Grossman, writing in Salon, paints a gloomy picture, arguing that the Jewish state has yet to truly confront that alarming existential lessons of the war with Hezbollah in the summer of 2006:

We have not yet dared to face, open-eyed, this war’s deep and frightening significance. … Go back to the war days. Recall the moments of anxiety, the sense of ever-widening fissures, when it suddenly became clear to each and every one of us that perhaps the army will not always be able to save us, and that there could be a time when a war could end otherwise. …

Israel has immense and impressive capabilities, but what did we see when we looked at ourselves during the war? We saw a powerful hulk groping its way insensibly, lurching hesitantly and clumsily, without any idea of where it was going.

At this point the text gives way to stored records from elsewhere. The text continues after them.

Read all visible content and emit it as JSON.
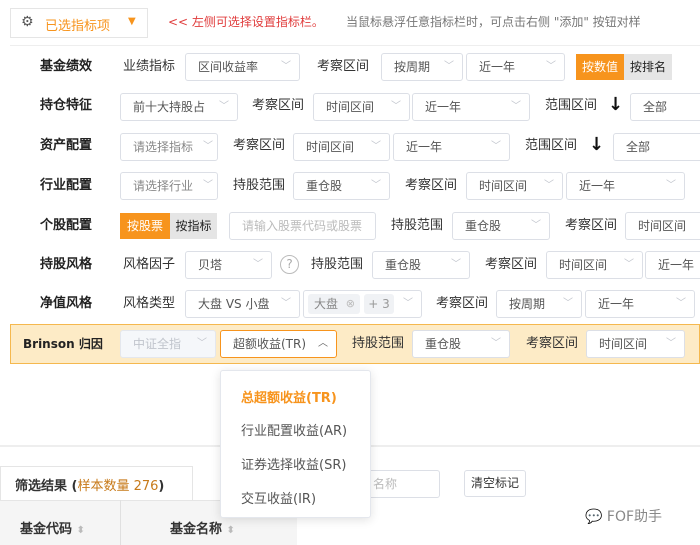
{
  "header": {
    "selected_button": "已选指标项",
    "hint_red": "<< 左侧可选择设置指标栏。",
    "hint_gray": "当鼠标悬浮任意指标栏时，可点击右侧 \"添加\" 按钮对样"
  },
  "rows": {
    "perf": {
      "title": "基金绩效",
      "metric_label": "业绩指标",
      "metric": "区间收益率",
      "period_label": "考察区间",
      "period_type": "按周期",
      "period": "近一年",
      "toggle_on": "按数值",
      "toggle_off": "按排名"
    },
    "holding": {
      "title": "持仓特征",
      "metric": "前十大持股占",
      "period_label": "考察区间",
      "period_type": "时间区间",
      "period": "近一年",
      "range_label": "范围区间",
      "range": "全部"
    },
    "asset": {
      "title": "资产配置",
      "metric": "请选择指标",
      "period_label": "考察区间",
      "period_type": "时间区间",
      "period": "近一年",
      "range_label": "范围区间",
      "range": "全部"
    },
    "industry": {
      "title": "行业配置",
      "metric": "请选择行业",
      "scope_label": "持股范围",
      "scope": "重仓股",
      "period_label": "考察区间",
      "period_type": "时间区间",
      "period": "近一年"
    },
    "stock": {
      "title": "个股配置",
      "toggle_on": "按股票",
      "toggle_off": "按指标",
      "input_placeholder": "请输入股票代码或股票",
      "scope_label": "持股范围",
      "scope": "重仓股",
      "period_label": "考察区间",
      "period_type": "时间区间"
    },
    "style": {
      "title": "持股风格",
      "factor_label": "风格因子",
      "factor": "贝塔",
      "help": "?",
      "scope_label": "持股范围",
      "scope": "重仓股",
      "period_label": "考察区间",
      "period_type": "时间区间",
      "period": "近一年"
    },
    "nav": {
      "title": "净值风格",
      "type_label": "风格类型",
      "type": "大盘 VS 小盘",
      "tag": "大盘",
      "tag_more": "+ 3",
      "period_label": "考察区间",
      "period_type": "按周期",
      "period": "近一年"
    },
    "brinson": {
      "title": "Brinson 归因",
      "index": "中证全指",
      "metric": "超额收益(TR)",
      "scope_label": "持股范围",
      "scope": "重仓股",
      "period_label": "考察区间",
      "period_type": "时间区间"
    }
  },
  "dropdown": {
    "items": [
      "总超额收益(TR)",
      "行业配置收益(AR)",
      "证券选择收益(SR)",
      "交互收益(IR)"
    ],
    "selected": 0
  },
  "results": {
    "tab_label": "筛选结果 (",
    "sample_label": "样本数量 276",
    "tab_close": ")",
    "search_placeholder": "名称",
    "clear_button": "清空标记",
    "columns": [
      "基金代码",
      "基金名称"
    ]
  },
  "watermark": "FOF助手",
  "colors": {
    "accent": "#f7941d",
    "hint_red": "#e03c3c",
    "band": "#fdebc6"
  }
}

We were like a blind giant striking out in all directions, while others much smaller and weaker nipped at his flesh, drawing blood and exhausting him to the point where he might have collapsed at any moment.

The last war put it sharply: More and more it looks as if the things that set Israel going at its birth have lost their potency – its concept and its daring, its confidence in its purpose and values, its desire to create a country that would not only be a refuge for the Jewish people, but that would also transform Jewish existence into a modern civil state. Now, 60 years after Israel was founded, it must find new substance that will fuel its way forward. Without re-creating itself, it will not be able to stay in motion. Too many things, outside and inside, will hinder it. The time will come when Israel will not have the strength to overcome them.

Grossman argues that the problem did not start with Ehud Olmert, but that he is incapable of launching the necessary process of recreation.

A thousand lawyers could not obscure the feeling that this entire country has surrendered, out of passivity and apathy, or out of simple utilitarian considerations, to Ehud Olmert’s determination to hold on to his job, in contradiction of all the rules of good government and moral judgment. This feeling will not leave us as long as Olmert remains in power. It will have a corrosive and corrupting effect, even on those who were ostensibly unhurt by the war. I fear that this exhaustion, this sense of imprisonment, will prevent Israel’s rehabilitation.

The problem, Grossman argues, is that “no one among the candidates to replace Olmert looks like a leader who can alone generate a healing process, and some of them will only hasten the decline.” The solution?

Is there not any way they could unite into an apolitical national emergency force that could mobilize the large number of people who are sick of what is going on here? Those who still remember what we can aspire to, who can still rise above narrow sectorial considerations, because they recognize the danger to the whole? They would have to agree on a few common principles of security, peace, social policy, civil culture and relations between different groups in the country. To do so, they would have to make painful compromises in their positions. They could, for example, form a kind of “shadow government” that would deliberate on weighty questions, free of petty political pressures and intrigues. Such a “shadow government” could propose to the public and the government alternative policies and modes of action, as well as champion a different form of conduct, different public mores. It could be an effective way for spurring the government forward, to return it to its senses each time it is misled by inappropriate considerations or dangerous temptations.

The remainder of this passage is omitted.